Some Thoughts on “Out of Band” and “Blind” Vulnerabilities

September 18, 2016
inegossrf

I was looking through some feeds last week and saw a "Blind SSRF" vulnerability, and it got me thinking about a few vulnerability naming conventions that jostle my fur.

It spawned a tweet series that looked like this:

Thought: Does "blind" (in reference to vulnerabilities) actually mean the combination of out of band+ delayed? #infosec 

1/n

For SQLi, "blind", is in-band but not "visible", so the name makes sense.

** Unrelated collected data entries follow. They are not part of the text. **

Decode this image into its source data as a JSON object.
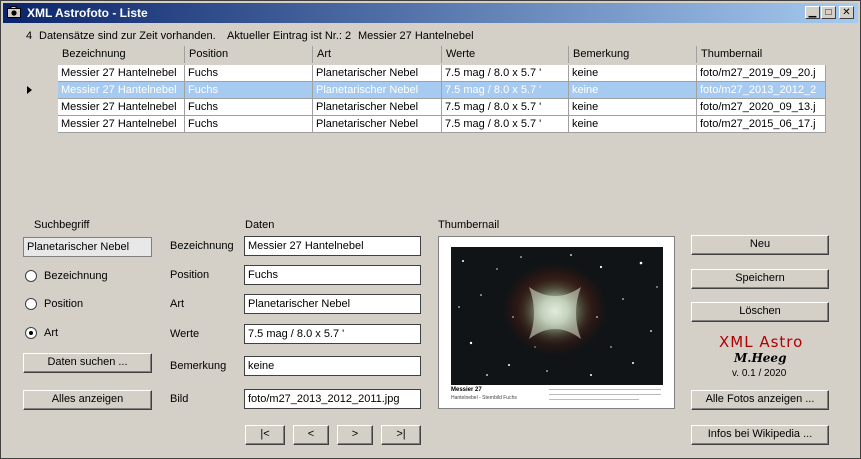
{
  "window": {
    "title": "XML Astrofoto - Liste"
  },
  "status": {
    "count": "4",
    "count_text": "Datensätze sind zur Zeit vorhanden.",
    "current_label": "Aktueller Eintrag ist Nr.: 2",
    "current_name": "Messier 27 Hantelnebel"
  },
  "table": {
    "columns": [
      "Bezeichnung",
      "Position",
      "Art",
      "Werte",
      "Bemerkung",
      "Thumbernail"
    ],
    "rows": [
      [
        "Messier 27 Hantelnebel",
        "Fuchs",
        "Planetarischer Nebel",
        "7.5 mag  /  8.0 x 5.7 '",
        "keine",
        "foto/m27_2019_09_20.j"
      ],
      [
        "Messier 27 Hantelnebel",
        "Fuchs",
        "Planetarischer Nebel",
        "7.5 mag  /  8.0 x 5.7 '",
        "keine",
        "foto/m27_2013_2012_2"
      ],
      [
        "Messier 27 Hantelnebel",
        "Fuchs",
        "Planetarischer Nebel",
        "7.5 mag  /  8.0 x 5.7 '",
        "keine",
        "foto/m27_2020_09_13.j"
      ],
      [
        "Messier 27 Hantelnebel",
        "Fuchs",
        "Planetarischer Nebel",
        "7.5 mag  /  8.0 x 5.7 '",
        "keine",
        "foto/m27_2015_06_17.j"
      ]
    ],
    "selected_row": 2
  },
  "search": {
    "heading": "Suchbegriff",
    "value": "Planetarischer Nebel",
    "options": [
      "Bezeichnung",
      "Position",
      "Art"
    ],
    "selected_option": "Art",
    "search_button": "Daten suchen ...",
    "show_all_button": "Alles anzeigen"
  },
  "details": {
    "heading": "Daten",
    "labels": {
      "bezeichnung": "Bezeichnung",
      "position": "Position",
      "art": "Art",
      "werte": "Werte",
      "bemerkung": "Bemerkung",
      "bild": "Bild"
    },
    "values": {
      "bezeichnung": "Messier 27 Hantelnebel",
      "position": "Fuchs",
      "art": "Planetarischer Nebel",
      "werte": "7.5 mag  /  8.0 x 5.7 '",
      "bemerkung": "keine",
      "bild": "foto/m27_2013_2012_2011.jpg"
    },
    "nav": {
      "first": "|<",
      "prev": "<",
      "next": ">",
      "last": ">|"
    }
  },
  "thumbnail": {
    "heading": "Thumbernail",
    "caption_title": "Messier 27",
    "caption_sub": "Hantelnebel - Sternbild Fuchs"
  },
  "actions": {
    "new": "Neu",
    "save": "Speichern",
    "delete": "Löschen",
    "all_photos": "Alle Fotos anzeigen ...",
    "wikipedia": "Infos bei Wikipedia ..."
  },
  "logo": {
    "name": "XML Astro",
    "author": "M.Heeg",
    "version": "v. 0.1 / 2020"
  }
}
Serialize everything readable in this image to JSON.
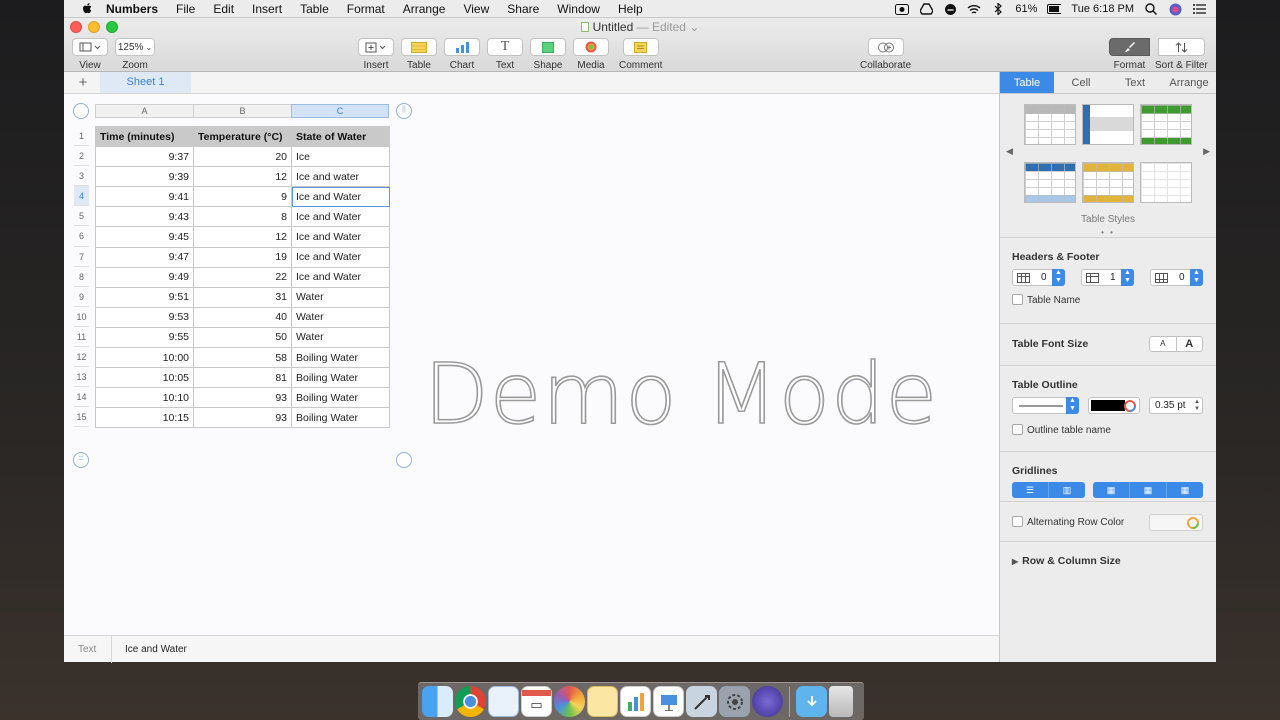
{
  "menubar": {
    "app_name": "Numbers",
    "items": [
      "File",
      "Edit",
      "Insert",
      "Table",
      "Format",
      "Arrange",
      "View",
      "Share",
      "Window",
      "Help"
    ],
    "battery": "61%",
    "clock": "Tue 6:18 PM"
  },
  "window": {
    "title": "Untitled",
    "title_suffix": "— Edited"
  },
  "toolbar": {
    "view_label": "View",
    "zoom_value": "125%",
    "zoom_label": "Zoom",
    "insert_label": "Insert",
    "table_label": "Table",
    "chart_label": "Chart",
    "text_label": "Text",
    "shape_label": "Shape",
    "media_label": "Media",
    "comment_label": "Comment",
    "collaborate_label": "Collaborate",
    "format_label": "Format",
    "sort_filter_label": "Sort & Filter",
    "text_glyph": "T"
  },
  "sheet": {
    "add_sheet_glyph": "+",
    "active_tab": "Sheet 1"
  },
  "table": {
    "column_letters": [
      "A",
      "B",
      "C"
    ],
    "row_numbers": [
      "1",
      "2",
      "3",
      "4",
      "5",
      "6",
      "7",
      "8",
      "9",
      "10",
      "11",
      "12",
      "13",
      "14",
      "15"
    ],
    "headers": [
      "Time (minutes)",
      "Temperature (°C)",
      "State of Water"
    ],
    "rows": [
      [
        "9:37",
        "20",
        "Ice"
      ],
      [
        "9:39",
        "12",
        "Ice and water"
      ],
      [
        "9:41",
        "9",
        "Ice and Water"
      ],
      [
        "9:43",
        "8",
        "Ice and Water"
      ],
      [
        "9:45",
        "12",
        "Ice and Water"
      ],
      [
        "9:47",
        "19",
        "Ice and Water"
      ],
      [
        "9:49",
        "22",
        "Ice and Water"
      ],
      [
        "9:51",
        "31",
        "Water"
      ],
      [
        "9:53",
        "40",
        "Water"
      ],
      [
        "9:55",
        "50",
        "Water"
      ],
      [
        "10:00",
        "58",
        "Boiling Water"
      ],
      [
        "10:05",
        "81",
        "Boiling Water"
      ],
      [
        "10:10",
        "93",
        "Boiling Water"
      ],
      [
        "10:15",
        "93",
        "Boiling Water"
      ]
    ]
  },
  "watermark": "Demo Mode",
  "statusbar": {
    "label": "Text",
    "value": "Ice and Water"
  },
  "inspector": {
    "tabs": [
      "Table",
      "Cell",
      "Text",
      "Arrange"
    ],
    "active_tab": "Table",
    "table_styles_caption": "Table Styles",
    "page_dots": "• •",
    "headers_footer_title": "Headers & Footer",
    "header_rows": "0",
    "header_columns": "1",
    "footer_rows": "0",
    "table_name_label": "Table Name",
    "font_size_title": "Table Font Size",
    "font_small": "A",
    "font_large": "A",
    "outline_title": "Table Outline",
    "outline_width": "0.35 pt",
    "outline_color": "#000000",
    "outline_table_name_label": "Outline table name",
    "gridlines_title": "Gridlines",
    "alternating_row_label": "Alternating Row Color",
    "row_column_size_label": "Row & Column Size"
  },
  "colors": {
    "accent": "#3b8ae8",
    "header_fill": "#c9c9c9",
    "selection": "#dfe9f6"
  }
}
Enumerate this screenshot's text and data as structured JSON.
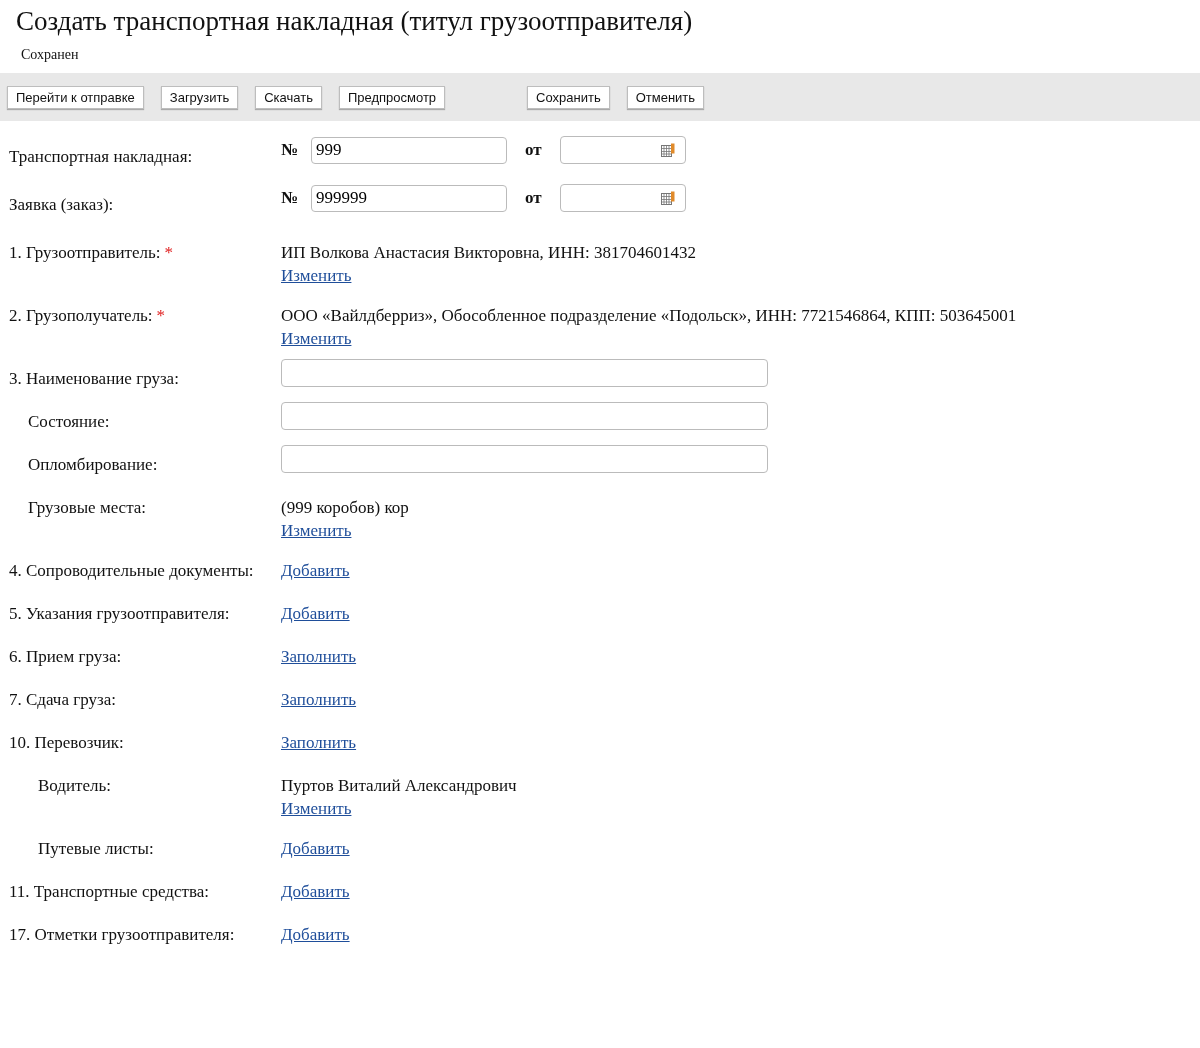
{
  "title": "Создать транспортная накладная (титул грузоотправителя)",
  "status": "Сохранен",
  "toolbar": {
    "left": [
      "Перейти к отправке",
      "Загрузить",
      "Скачать",
      "Предпросмотр"
    ],
    "right": [
      "Сохранить",
      "Отменить"
    ]
  },
  "rows": [
    {
      "kind": "number_date",
      "label": "Транспортная накладная:",
      "number_sign": "№",
      "value": "999",
      "date_label": "от"
    },
    {
      "kind": "number_date",
      "label": "Заявка (заказ):",
      "number_sign": "№",
      "value": "999999",
      "date_label": "от"
    },
    {
      "kind": "text",
      "label": "1. Грузоотправитель:",
      "required_mark": "*",
      "text": "ИП Волкова Анастасия Викторовна, ИНН: 381704601432",
      "link": "Изменить"
    },
    {
      "kind": "text",
      "label": "2. Грузополучатель:",
      "required_mark": "*",
      "text": "ООО «Вайлдберриз», Обособленное подразделение «Подольск», ИНН: 7721546864, КПП: 503645001",
      "link": "Изменить"
    },
    {
      "kind": "input",
      "label": "3. Наименование груза:",
      "children": [
        {
          "kind": "input",
          "label": "Состояние:"
        },
        {
          "kind": "input",
          "label": "Опломбирование:"
        },
        {
          "kind": "text",
          "label": "Грузовые места:",
          "text": "(999 коробов) кор",
          "link": "Изменить"
        }
      ]
    },
    {
      "kind": "link",
      "label": "4. Сопроводительные документы:",
      "link": "Добавить"
    },
    {
      "kind": "link",
      "label": "5. Указания грузоотправителя:",
      "link": "Добавить"
    },
    {
      "kind": "link",
      "label": "6. Прием груза:",
      "link": "Заполнить"
    },
    {
      "kind": "link",
      "label": "7. Сдача груза:",
      "link": "Заполнить"
    },
    {
      "kind": "link",
      "label": "10. Перевозчик:",
      "link": "Заполнить",
      "children": [
        {
          "kind": "text",
          "label": "Водитель:",
          "text": "Пуртов Виталий Александрович",
          "link": "Изменить"
        },
        {
          "kind": "link",
          "label": "Путевые листы:",
          "link": "Добавить"
        }
      ]
    },
    {
      "kind": "link",
      "label": "11. Транспортные средства:",
      "link": "Добавить"
    },
    {
      "kind": "link",
      "label": "17. Отметки грузоотправителя:",
      "link": "Добавить"
    }
  ]
}
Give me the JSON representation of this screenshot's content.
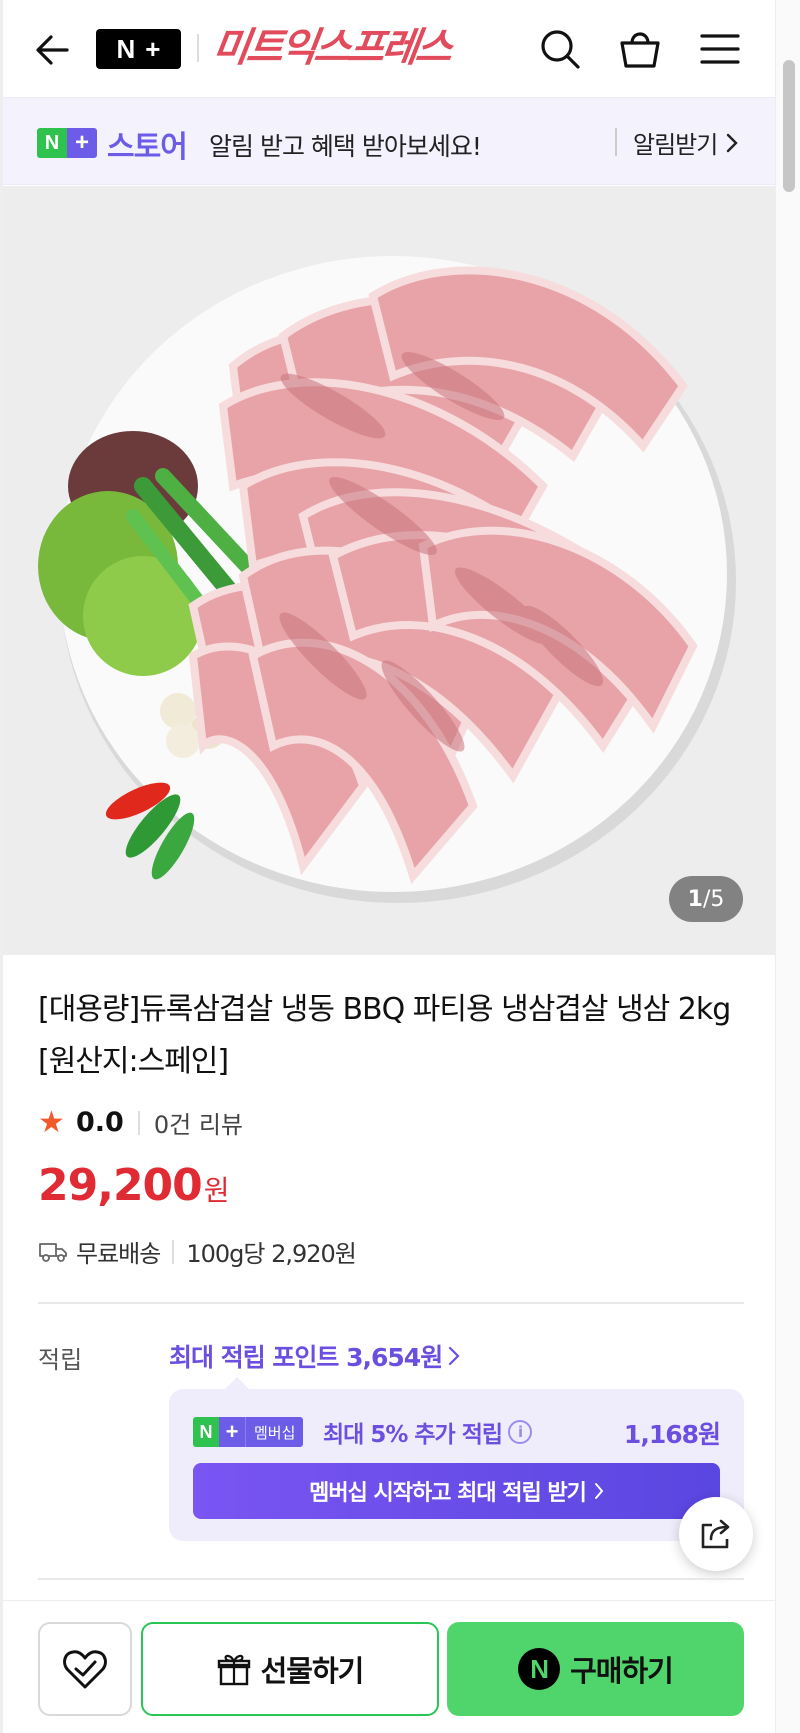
{
  "header": {
    "logo_n": "N",
    "logo_plus": "+",
    "store_name": "미트익스프레스"
  },
  "notify": {
    "badge_n": "N",
    "badge_plus": "+",
    "store_label": "스토어",
    "message": "알림 받고 혜택 받아보세요!",
    "button_label": "알림받기"
  },
  "product": {
    "image_counter_current": "1",
    "image_counter_sep": "/",
    "image_counter_total": "5",
    "title": "[대용량]듀록삼겹살 냉동 BBQ 파티용 냉삼겹살 냉삼 2kg [원산지:스페인]",
    "rating": "0.0",
    "review_count": "0건 리뷰",
    "price": "29,200",
    "price_unit": "원",
    "shipping": "무료배송",
    "unit_price": "100g당 2,920원"
  },
  "points": {
    "label": "적립",
    "max_points_link": "최대 적립 포인트 3,654원",
    "membership_badge_n": "N",
    "membership_badge_plus": "+",
    "membership_badge_text": "멤버십",
    "membership_text": "최대 5% 추가 적립",
    "membership_amount": "1,168원",
    "membership_cta": "멤버십 시작하고 최대 적립 받기"
  },
  "bottom_bar": {
    "gift_label": "선물하기",
    "buy_icon_letter": "N",
    "buy_label": "구매하기"
  },
  "colors": {
    "brand_red": "#e24b5b",
    "price_red": "#e02b34",
    "naver_green": "#4fd56b",
    "membership_purple": "#6a4fe0"
  },
  "icons": [
    "back-arrow-icon",
    "search-icon",
    "shopping-bag-icon",
    "hamburger-menu-icon",
    "chevron-right-icon",
    "star-icon",
    "truck-icon",
    "info-icon",
    "share-icon",
    "heart-check-icon",
    "gift-icon",
    "naver-pay-icon"
  ]
}
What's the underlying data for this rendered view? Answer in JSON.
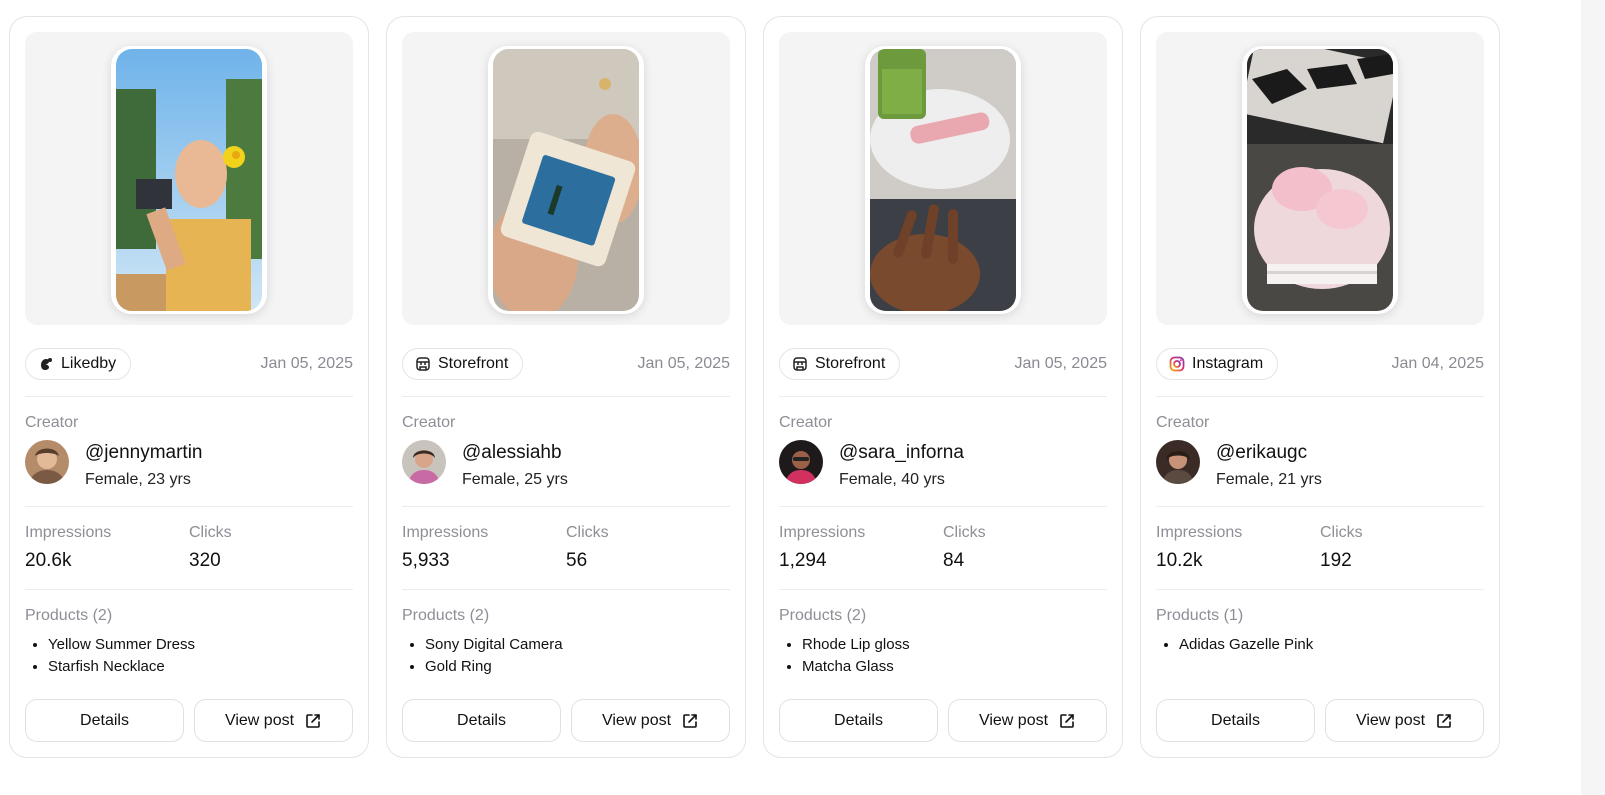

But other kinds are out of band, e.g., making DNS requests.

2/n

But for XSS, "blind" means both persistent and out of band, where you create a long-term listener to see what comes back over time.

3/n

I wish there were a cleaner use of "blind" across these vulns and contexts. Maybe a clear distinction between blind and out of band.

4/4

And then I followed that up with:

While I’m on the topic, isn’t "Blind SSRF" redundant?

The core concept of SSRF is that it’s a secondary and proxied request, i.e., blind.

My buddy Jason Haddix was one of the only people to reply, which didn’t surprise me.

Get a weekly breakdown of what's happening in security and tech—and why it matters.

@DanielMiessler to me blind SQL injection makes sense. we should call blind xss, out of band. SSRF should just be implied.

So he and I are in agreement, as expected.

So just to clarify and summarize for myself, and outside of Twitter:

  • Blind to me means that either the request or the response are abstracted from you in some way that makes it non-trivial to create or interpret.

  • Out-of-band to me means that the response fails to return to you in a clear and obvious way, within the same interface that the attack was sent.

This means (like we’re saying above) Error-based SQL Injection would be "normal", or in-band. XSS would always be out-of-band, and SSRF would always be blind.

I hope others care about such things. I think arbitrary application of specific, but incorrect, naming causes a lot of confusion in the industry. This is true with testing types, vulnerabilities, and many other things.

Don’t just assign names to things because you think they sound cool. And call it out when you see others doing it.